Formula and Interpretation
To calculate the debt-to-equity ratio, use the formula: Total Liabilities / Total Shareholders' Equity. Investors typically compare this result to industry benchmarks. For example, a ratio of 1.5 means the company has $1.50 of debt for every $1 of equity. While there is no universal "safe" number, industries with stable cash flows, such as utilities, often sustain higher ratios than technology startups.
Alternative Metric: The Equity Multiplier
Another effective way to calculate financial leverage is through the equity multiplier, which measures the total assets supported by each dollar of equity.
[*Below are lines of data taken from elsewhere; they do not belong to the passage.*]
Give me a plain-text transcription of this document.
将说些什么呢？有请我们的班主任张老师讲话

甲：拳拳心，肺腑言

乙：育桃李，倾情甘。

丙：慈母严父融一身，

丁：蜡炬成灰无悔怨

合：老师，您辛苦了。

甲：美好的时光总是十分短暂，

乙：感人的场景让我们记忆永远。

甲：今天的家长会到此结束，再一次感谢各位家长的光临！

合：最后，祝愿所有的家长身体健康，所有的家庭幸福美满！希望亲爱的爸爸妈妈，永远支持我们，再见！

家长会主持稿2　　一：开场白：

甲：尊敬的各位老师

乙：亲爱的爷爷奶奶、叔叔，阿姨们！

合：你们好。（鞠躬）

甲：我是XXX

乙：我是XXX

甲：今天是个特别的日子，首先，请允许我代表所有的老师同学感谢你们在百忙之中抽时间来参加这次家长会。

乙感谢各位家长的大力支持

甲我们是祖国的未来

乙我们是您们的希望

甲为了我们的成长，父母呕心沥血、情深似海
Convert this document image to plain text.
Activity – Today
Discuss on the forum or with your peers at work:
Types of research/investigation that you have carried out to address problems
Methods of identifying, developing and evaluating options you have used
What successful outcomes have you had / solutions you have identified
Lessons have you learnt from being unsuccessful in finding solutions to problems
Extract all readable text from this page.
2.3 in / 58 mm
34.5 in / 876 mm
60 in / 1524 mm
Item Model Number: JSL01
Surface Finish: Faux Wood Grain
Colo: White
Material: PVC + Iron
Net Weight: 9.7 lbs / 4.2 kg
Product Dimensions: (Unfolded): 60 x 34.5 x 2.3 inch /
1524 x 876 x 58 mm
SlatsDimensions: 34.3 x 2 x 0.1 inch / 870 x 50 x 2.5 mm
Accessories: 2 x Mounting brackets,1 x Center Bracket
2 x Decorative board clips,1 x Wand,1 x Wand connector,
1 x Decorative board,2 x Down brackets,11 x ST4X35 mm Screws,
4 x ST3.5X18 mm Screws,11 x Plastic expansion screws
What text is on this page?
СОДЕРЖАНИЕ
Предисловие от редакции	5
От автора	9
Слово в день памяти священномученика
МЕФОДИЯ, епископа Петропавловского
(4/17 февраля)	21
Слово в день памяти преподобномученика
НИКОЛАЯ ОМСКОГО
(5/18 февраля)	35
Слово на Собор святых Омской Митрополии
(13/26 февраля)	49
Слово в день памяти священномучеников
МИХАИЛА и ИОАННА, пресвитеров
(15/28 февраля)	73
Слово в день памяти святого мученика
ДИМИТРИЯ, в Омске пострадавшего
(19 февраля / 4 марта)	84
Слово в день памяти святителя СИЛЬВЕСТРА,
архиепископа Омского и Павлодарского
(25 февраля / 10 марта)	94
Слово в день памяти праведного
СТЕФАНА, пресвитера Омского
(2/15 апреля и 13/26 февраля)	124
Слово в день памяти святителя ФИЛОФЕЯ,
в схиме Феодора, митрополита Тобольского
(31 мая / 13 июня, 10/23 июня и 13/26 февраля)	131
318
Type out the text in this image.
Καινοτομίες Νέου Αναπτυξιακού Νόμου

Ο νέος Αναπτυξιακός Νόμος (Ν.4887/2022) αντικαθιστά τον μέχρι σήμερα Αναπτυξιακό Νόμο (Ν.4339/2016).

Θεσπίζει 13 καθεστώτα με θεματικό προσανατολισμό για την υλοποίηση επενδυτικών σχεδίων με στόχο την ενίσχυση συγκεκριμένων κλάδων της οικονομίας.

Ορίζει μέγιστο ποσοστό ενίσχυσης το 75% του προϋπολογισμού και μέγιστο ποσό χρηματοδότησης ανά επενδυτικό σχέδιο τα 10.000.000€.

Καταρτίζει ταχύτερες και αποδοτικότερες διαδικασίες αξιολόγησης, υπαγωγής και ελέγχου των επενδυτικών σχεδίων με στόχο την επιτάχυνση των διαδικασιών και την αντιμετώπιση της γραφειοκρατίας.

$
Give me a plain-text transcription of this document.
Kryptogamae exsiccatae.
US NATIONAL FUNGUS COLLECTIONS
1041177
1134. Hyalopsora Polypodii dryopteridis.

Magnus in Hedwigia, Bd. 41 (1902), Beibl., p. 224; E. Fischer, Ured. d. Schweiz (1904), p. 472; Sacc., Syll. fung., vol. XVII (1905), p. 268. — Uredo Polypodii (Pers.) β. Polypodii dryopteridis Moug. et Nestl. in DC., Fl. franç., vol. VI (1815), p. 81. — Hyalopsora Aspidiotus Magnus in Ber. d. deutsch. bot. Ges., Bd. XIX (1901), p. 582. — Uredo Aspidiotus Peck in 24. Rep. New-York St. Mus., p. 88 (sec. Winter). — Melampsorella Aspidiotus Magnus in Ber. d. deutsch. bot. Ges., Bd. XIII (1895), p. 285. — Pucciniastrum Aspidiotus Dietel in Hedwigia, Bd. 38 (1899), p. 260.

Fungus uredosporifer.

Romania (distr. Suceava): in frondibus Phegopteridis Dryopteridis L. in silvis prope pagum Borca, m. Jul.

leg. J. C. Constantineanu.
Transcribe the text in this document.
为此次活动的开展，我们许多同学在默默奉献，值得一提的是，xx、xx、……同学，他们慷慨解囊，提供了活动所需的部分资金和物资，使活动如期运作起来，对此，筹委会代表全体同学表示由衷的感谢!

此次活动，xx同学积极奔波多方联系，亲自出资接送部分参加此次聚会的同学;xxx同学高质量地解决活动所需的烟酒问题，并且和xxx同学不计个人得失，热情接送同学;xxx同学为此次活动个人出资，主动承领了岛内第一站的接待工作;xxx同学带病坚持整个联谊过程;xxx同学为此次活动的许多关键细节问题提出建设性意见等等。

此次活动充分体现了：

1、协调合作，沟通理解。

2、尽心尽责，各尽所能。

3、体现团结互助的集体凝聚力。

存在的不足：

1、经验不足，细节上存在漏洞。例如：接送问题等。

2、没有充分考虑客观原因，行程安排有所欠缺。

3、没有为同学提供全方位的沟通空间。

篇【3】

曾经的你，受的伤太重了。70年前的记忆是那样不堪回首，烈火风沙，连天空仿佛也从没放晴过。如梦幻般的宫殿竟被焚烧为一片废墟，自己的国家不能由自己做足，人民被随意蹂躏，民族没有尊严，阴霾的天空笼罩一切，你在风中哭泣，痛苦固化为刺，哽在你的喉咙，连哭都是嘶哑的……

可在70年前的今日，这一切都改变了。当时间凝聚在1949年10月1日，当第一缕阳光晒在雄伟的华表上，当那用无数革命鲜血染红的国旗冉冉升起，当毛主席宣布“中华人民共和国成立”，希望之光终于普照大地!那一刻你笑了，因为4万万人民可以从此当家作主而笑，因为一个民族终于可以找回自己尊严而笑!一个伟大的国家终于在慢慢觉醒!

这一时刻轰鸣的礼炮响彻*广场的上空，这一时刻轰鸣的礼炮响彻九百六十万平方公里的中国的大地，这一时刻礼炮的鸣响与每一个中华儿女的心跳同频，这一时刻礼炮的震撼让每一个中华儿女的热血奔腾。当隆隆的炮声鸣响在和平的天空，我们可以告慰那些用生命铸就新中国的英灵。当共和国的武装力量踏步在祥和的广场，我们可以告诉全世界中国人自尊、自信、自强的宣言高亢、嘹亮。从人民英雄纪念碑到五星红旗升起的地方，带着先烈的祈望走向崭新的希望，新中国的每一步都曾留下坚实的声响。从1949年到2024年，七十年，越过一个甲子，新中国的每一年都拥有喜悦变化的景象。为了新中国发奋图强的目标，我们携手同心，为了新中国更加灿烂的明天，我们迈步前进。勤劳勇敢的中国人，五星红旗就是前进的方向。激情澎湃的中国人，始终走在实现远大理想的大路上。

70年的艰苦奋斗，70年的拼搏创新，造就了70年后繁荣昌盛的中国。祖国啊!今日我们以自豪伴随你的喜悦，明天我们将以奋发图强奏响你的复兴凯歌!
This ratio is derived by dividing total assets by total equity. A higher multiplier indicates that a greater portion of the asset base is financed by debt, highlighting the extent to which the company is leveraging its balance sheet.
How to Apply the Multiplier
The calculation involves dividing total assets by total equity. The resulting figure shows how many times equity is used to finance assets. For instance, an equity multiplier of 4.0 suggests that 75% of the assets are financed by debt. This metric is particularly useful when comparing companies of different sizes, as it normalizes the asset base against the equity base.
Operational Perspective: Times Interest Earned
To assess whether a company can meet its interest obligations, analysts use the times interest earned ratio, also known as the interest coverage ratio. This calculation determines how many times earnings before interest and taxes (EBIT) can cover interest expenses. A strong coverage ratio indicates that operating profits comfortably exceed borrowing costs, reducing the risk of default.
Analyzing the Coverage Ratio
The formula requires dividing EBIT by interest expense. A ratio above 3.0 is generally considered healthy, as it demonstrates resilience against earnings volatility. A declining times interest earned ratio is a red flag, suggesting that a company may struggle to service its debt if earnings weaken. This calculation shifts the focus from balance sheet structure to cash flow sustainability.
Advanced Calculation: Degree of Financial Leverage
For a dynamic view of leverage, finance professionals calculate the degree of financial leverage (DFL). This metric quantifies how a company’s earnings per share (EPS) respond to changes in earnings before interest and taxes (EBIT). It is particularly useful for comparing the risk profiles of different capital structures.